The columnar transposition cipher scrambles a message by changing the order of its letters rather than substituting them. Letters are written into a grid and then read out column by column in an order fixed by a keyword. Because nothing is substituted, the ciphertext contains exactly the same letters as the plaintext, just rearranged. This tool encrypts and decrypts instantly in your browser.
How it works
Choose a keyword; its length is the number of columns. Write the cleaned, uppercased plaintext into a grid one row at a time. To find the read order, rank the keyword’s letters alphabetically — the lowest letter marks the first column read, and ties are broken left to right.

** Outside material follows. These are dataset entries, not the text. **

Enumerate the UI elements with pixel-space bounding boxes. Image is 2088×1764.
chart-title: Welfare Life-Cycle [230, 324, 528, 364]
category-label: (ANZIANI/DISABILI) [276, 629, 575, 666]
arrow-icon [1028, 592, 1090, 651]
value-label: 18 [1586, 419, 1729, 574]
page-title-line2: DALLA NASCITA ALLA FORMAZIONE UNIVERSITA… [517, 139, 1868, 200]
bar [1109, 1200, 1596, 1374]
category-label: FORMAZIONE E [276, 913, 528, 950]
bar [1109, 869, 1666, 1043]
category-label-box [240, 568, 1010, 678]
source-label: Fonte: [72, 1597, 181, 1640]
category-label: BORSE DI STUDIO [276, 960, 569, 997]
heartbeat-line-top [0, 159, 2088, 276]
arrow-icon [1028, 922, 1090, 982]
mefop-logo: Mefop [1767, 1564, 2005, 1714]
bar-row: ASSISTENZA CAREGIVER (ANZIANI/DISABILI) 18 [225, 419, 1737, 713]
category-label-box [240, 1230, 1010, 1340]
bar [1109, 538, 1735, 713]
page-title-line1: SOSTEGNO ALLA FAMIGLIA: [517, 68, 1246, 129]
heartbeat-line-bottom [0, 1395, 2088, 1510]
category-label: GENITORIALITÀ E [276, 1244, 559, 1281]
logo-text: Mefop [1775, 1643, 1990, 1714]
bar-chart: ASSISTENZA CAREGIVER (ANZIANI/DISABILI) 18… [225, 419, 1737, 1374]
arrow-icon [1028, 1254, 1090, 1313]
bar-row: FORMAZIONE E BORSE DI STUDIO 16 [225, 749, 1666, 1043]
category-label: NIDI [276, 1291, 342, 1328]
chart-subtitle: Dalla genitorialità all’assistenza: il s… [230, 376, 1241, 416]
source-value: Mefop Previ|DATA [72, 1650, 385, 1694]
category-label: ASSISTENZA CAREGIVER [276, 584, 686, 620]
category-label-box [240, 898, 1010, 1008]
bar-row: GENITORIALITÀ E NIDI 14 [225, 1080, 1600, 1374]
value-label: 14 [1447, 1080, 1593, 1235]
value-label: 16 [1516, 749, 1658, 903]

To encrypt, read each column from top to bottom in that ranked order and concatenate the results. To decrypt, the tool first works out how many letters belong in each column (long columns versus short columns when the last row is incomplete), slices the ciphertext accordingly, refills the grid, and reads it back row by row.
Example
Encrypt WE ARE DISCOVERED FLEE AT ONCE with the keyword ZEBRAS (6 columns). The keyword ranks as A=1, B=2, E=3, R=4, S=5, Z=6, so columns are read in that order. The result is EVLNACDTESEAROFODEECWIREE. Decrypting with the same keyword restores the original message.
Notes
Transposition ciphers are often combined with substitution ciphers for extra strength — applying a columnar transposition twice (double transposition) was historically a serious hand cipher. On its own, though, it leaks letter frequencies and can be attacked by trying likely column counts.